Premièrement, les performances publiques peuvent déclencher un conflit culturel car elles peuvent signifier exactement quelles valeurs sont prioritaires par rapport aux autres. Deuxièmement, l’art et les spectacles qui atteignent un public d’enfants sont souvent perçus comme une menace pour la famille en tant qu’institution.
Par exemple, dans les années 1980, certains militants et politiciens considéraient la musique profane comme une menace pour la famille. Cela a conduit à l’introduction d’étiquettes de conseil parental
pour identifier la musique jugée inappropriée pour les enfants.
« Quand les bibliothécaires étaient de gentilles chrétiennes »
En tant que spécialistes des sciences sociales qui étudient le genre et la culture, nous avons récemment analysé les réactions à Drag Story Hour qui ont été publiées sur les forums de médias sociaux.
Dans notre analyse, nous avons constaté que de nombreux griefs étaient centrés sur les institutions et les valeurs essentielles aux guerres culturelles.
Nous avons constaté que les conservateurs se souvenaient d’une époque où leurs valeurs étaient dominantes dans la société américaine et ressassaient les vieux récits de guerre culturelle sur les « enfants menacés ».
Ils ont spécifiquement exprimé la nostalgie d’une époque où la culture américaine était ancrée dans des valeurs conservatrices et où des opinions progressistes existaient à la périphérie de la vie publique. Comme l’a déploré un membre du forum : « Quand j’étais enfant, les bibliothécaires étaient de gentilles chrétiennes et il y avait un drapeau américain dehors. Ma bibliothèque publique actuelle [has] des niveaux effrayants d’affiches et de discussions libérales.
Certains conservateurs ont également utilisé une rhétorique rappelant la «panique satanique» des années 1980 et 1990 en affirmant que les artistes de drag étaient des pédophiles sataniques qui cherchaient à recruter, soigner et abuser sexuellement des enfants. D’autres ont fait valoir que les parents qui emmènent leurs enfants à Drag Story Hour devraient être emprisonnés ou perdre leurs droits parentaux.
La sécurité des enfants comme aliment politique
À notre avis, ce n’est pas un hasard si l’interdiction du Tennessee sur la drague cible spécifiquement la drague effectuée devant des enfants.
Mettre l’accent sur les menaces envers les enfants est une stratégie bien établie pour transmettre le déclin de la culture et des valeurs américaines. Comme l’ont noté les sociologues Joel Best et Kathleen Bogle, les adultes projettent souvent leurs angoisses et leurs peurs concernant une désintégration perçue des normes traditionnelles sur les jeunes générations, qui, selon eux, doivent être protégées.

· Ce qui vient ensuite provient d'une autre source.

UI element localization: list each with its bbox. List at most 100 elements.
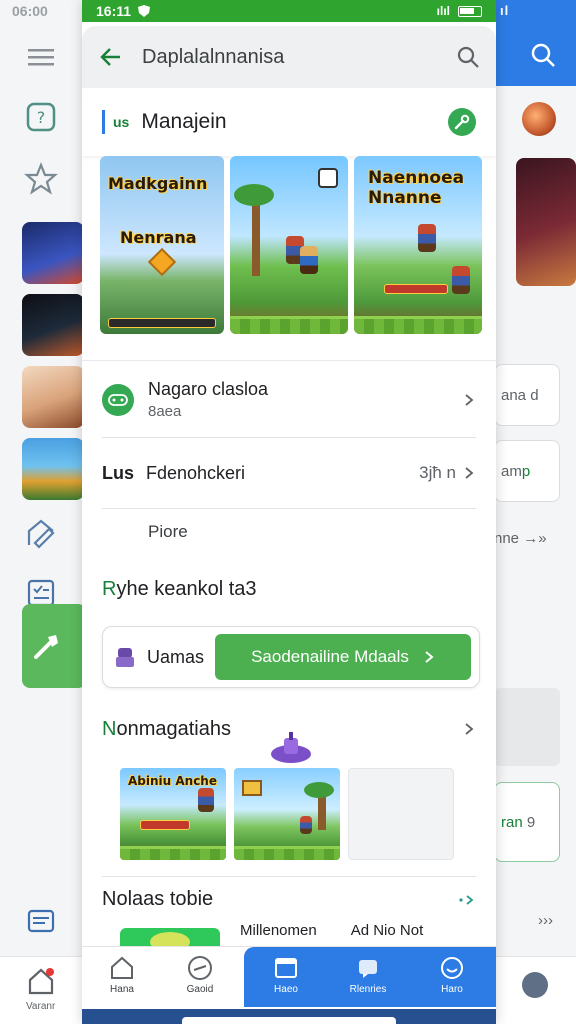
chevron-right-icon [465,393,474,406]
tree-icon [252,196,260,276]
row-title: Nagaro clasloa [148,379,269,399]
search-icon[interactable] [456,45,480,69]
nav-apps[interactable]: Haeo [256,955,316,995]
health-bar [140,820,190,830]
more-arrows-icon[interactable]: ››› [538,912,553,929]
wrench-icon [454,114,470,130]
row-text[interactable]: Piore [148,522,188,542]
svg-text:?: ? [37,108,46,127]
screenshot-carousel[interactable]: Madkgainn Nenrana Naennoea Nnanne [100,156,496,334]
game-card-placeholder[interactable] [348,768,454,860]
tools-button[interactable] [22,604,86,688]
ground [234,846,340,860]
section-title: Ryhe keankol ta3 [102,578,257,600]
search-icon[interactable] [530,42,556,68]
chevron-right-icon [465,723,474,735]
library-icon [359,960,377,978]
row-meta: 3jħ n [419,463,456,482]
character-icon [418,224,436,252]
bottom-labels: Millenomen Ad Nio Not [240,922,423,939]
install-button[interactable]: Saodenailine Mdaals [215,634,471,680]
apps-icon [275,958,297,978]
info-row[interactable]: Lus Fdenohckeri 3jħ n [82,438,496,508]
chevron-right-icon [465,467,474,479]
help-icon[interactable]: ? [22,98,60,136]
row-value: Fdenohckeri [146,462,246,483]
status-bar: 16:11 ılıl [82,0,496,22]
install-button-label: Saodenailine Mdaals [251,647,409,666]
app-prefix: us [113,114,130,130]
nav-profile[interactable]: Haro [422,955,482,995]
game-thumbnail[interactable] [22,294,84,356]
bottom-label-right: Ad Nio Not [350,922,424,939]
right-placeholder [494,688,560,766]
menu-icon[interactable] [22,38,60,76]
left-status-time: 06:00 [12,3,48,19]
home-icon[interactable] [22,962,60,1000]
star-settings-icon[interactable] [22,160,60,198]
more-icon [459,894,474,905]
character-icon [452,266,470,294]
screenshot[interactable]: Madkgainn Nenrana [100,156,224,334]
game-title: Abiniu Anche [128,774,217,788]
game-card[interactable]: Abiniu Anche [120,768,226,860]
profile-dot-icon[interactable] [522,972,548,998]
divider [102,508,476,509]
profile-icon [441,957,463,979]
right-card[interactable]: ran 9 [494,782,560,862]
nav-active-area: Haeo Rlenries Haro [244,947,496,1007]
health-bar [384,284,448,294]
document-icon[interactable] [22,902,60,940]
screenshot[interactable]: Naennoea Nnanne [354,156,482,334]
game-thumbnail[interactable] [22,366,84,428]
gamepad-icon [188,956,212,980]
home-indicator[interactable] [182,1017,396,1024]
right-header: ıl [490,0,576,86]
app-header-row: us Manajein [82,88,496,156]
controller-icon [102,383,134,416]
app-name: Manajein [141,110,227,133]
right-row-text: nne →» [494,530,547,547]
section-title[interactable]: Nolaas tobie [102,888,476,911]
game-list: Abiniu Anche [120,768,454,860]
row-subtitle: 8aea [148,403,182,420]
pause-icon[interactable] [318,168,338,188]
purple-badge-icon [271,732,311,763]
nav-library[interactable]: Rlenries [338,955,398,995]
page-title: Daplalalnnanisa [142,45,285,68]
nav-home[interactable]: Hana [92,955,152,995]
progress-bar [108,318,216,328]
right-card[interactable]: ana d [494,364,560,426]
sign-icon [242,780,262,796]
avatar[interactable] [522,102,556,136]
home-icon [111,956,133,979]
row-label: Lus [102,462,135,483]
gem-icon [147,247,177,277]
nav-games[interactable]: Gaoid [170,955,230,995]
battery-icon [458,5,482,17]
right-card[interactable]: am p [494,440,560,502]
screenshot-title: Naennoea Nnanne [368,168,465,208]
left-background-app: 06:00 ? Varanr [0,0,90,1024]
left-bottom-label: Varanr [26,1001,56,1012]
screenshot-subtitle: Nenrana [120,228,197,247]
game-thumbnail[interactable] [22,438,84,500]
accent-bar [102,110,105,134]
game-thumbnail[interactable] [22,222,84,284]
screenshot[interactable] [230,156,348,334]
character-icon [300,246,318,274]
developer-row[interactable]: Nagaro clasloa 8aea [82,360,496,438]
edit-icon[interactable] [22,514,60,552]
back-arrow-icon[interactable] [98,44,124,70]
right-status-icons: ıl [500,3,510,18]
screenshot-title: Madkgainn [108,174,208,193]
bottom-navigation: Hana Gaoid Haeo Rlenries Haro [82,946,496,1024]
game-thumbnail[interactable] [516,158,576,286]
app-detail-sheet: 16:11 ılıl Daplalalnnanisa us Manajein M… [82,0,496,1024]
tool-button[interactable] [448,108,476,136]
leaf-icon [234,184,274,206]
divider [102,876,476,877]
right-background-app: ıl ana d am p nne →» ran 9 ››› [490,0,576,1024]
install-card: Uamas Saodenailine Mdaals [102,626,480,688]
game-card[interactable] [234,768,340,860]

Dans les années 1970, la militante anti-gay Anita Bryant a lancé sa campagne «Save our Children». Affirmant que les gays et les lesbiennes « recrutaient des enfants » pour leur cause, elle a réussi à faire pression sur les électeurs pour qu’ils s’opposent aux lois anti-discrimination.
Et dans les années 1980, les craintes concernant l’évolution des structures familiales, telles que la hausse des taux de divorce et l’afflux de mères qui travaillent, ont alimenté une panique morale que le personnel des garderies abusait rituellement des enfants.

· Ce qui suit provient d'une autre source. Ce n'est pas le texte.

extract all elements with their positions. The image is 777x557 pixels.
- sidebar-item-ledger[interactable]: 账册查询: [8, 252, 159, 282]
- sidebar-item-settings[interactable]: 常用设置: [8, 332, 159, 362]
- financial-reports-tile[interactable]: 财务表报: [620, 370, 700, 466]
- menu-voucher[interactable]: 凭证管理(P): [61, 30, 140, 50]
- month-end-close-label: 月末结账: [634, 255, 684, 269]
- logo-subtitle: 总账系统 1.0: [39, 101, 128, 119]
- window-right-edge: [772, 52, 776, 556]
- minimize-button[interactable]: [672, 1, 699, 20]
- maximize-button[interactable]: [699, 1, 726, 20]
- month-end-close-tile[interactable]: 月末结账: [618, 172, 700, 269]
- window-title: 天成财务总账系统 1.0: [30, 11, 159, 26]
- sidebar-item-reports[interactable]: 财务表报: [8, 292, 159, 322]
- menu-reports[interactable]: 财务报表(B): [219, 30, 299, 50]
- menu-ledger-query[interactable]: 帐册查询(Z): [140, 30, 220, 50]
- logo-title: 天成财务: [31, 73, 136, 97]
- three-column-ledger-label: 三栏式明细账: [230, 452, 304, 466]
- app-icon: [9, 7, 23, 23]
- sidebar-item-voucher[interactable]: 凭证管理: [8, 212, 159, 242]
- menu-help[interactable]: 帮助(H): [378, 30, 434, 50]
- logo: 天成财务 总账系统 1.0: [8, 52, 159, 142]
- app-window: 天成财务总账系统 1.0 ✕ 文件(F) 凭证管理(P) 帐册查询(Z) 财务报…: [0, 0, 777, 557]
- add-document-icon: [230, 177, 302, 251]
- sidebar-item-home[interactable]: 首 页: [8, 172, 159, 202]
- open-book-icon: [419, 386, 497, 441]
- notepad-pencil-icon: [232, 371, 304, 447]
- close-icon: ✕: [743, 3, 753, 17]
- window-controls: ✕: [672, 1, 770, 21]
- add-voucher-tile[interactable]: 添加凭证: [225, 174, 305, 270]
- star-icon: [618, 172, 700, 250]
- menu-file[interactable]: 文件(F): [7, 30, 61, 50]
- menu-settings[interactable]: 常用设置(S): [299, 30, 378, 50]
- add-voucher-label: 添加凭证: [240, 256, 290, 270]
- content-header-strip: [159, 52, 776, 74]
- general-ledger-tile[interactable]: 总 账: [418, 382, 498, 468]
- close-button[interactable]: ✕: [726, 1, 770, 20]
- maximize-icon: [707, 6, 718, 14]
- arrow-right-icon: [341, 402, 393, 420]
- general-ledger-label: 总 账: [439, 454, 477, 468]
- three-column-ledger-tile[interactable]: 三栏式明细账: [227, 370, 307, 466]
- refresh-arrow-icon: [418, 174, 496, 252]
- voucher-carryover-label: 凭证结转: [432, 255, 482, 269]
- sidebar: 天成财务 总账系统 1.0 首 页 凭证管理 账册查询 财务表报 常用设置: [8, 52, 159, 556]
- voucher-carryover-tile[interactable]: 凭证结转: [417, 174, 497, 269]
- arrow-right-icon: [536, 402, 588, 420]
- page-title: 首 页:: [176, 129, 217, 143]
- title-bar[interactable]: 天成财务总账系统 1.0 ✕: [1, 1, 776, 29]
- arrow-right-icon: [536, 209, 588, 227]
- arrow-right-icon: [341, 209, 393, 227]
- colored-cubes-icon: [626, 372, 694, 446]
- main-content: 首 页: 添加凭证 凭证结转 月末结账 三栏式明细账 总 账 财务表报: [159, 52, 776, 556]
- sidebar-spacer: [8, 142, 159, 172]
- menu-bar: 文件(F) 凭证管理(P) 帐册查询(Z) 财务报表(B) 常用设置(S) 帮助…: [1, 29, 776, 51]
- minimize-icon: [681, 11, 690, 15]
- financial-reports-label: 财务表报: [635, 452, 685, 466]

Près d’un demi-siècle plus tard, les craintes concernant les progrès des droits LGBTQ + ont produit une législation restreignant les discussions sur l’identité de genre dans les écoles et ont alimenté les affirmations selon lesquelles les artistes de drag sont des satanistes qui terrorisent les enfants.
Il est peu probable que le déploiement de ces récits usés se termine par une législation telle que l’interdiction du drag du Tennessee. Au contraire, cela continuera tant que les conservateurs et les progressistes se battront pour définir les valeurs américaines.
Heather Hensman Kettrey, professeure adjointe de sociologie, Université Clemson et Alyssa J. Davis, doctorante en sociologie, Université Vanderbilt
Cet article est republié de The Conversation sous une licence Creative Commons. Lire l’article d’origine.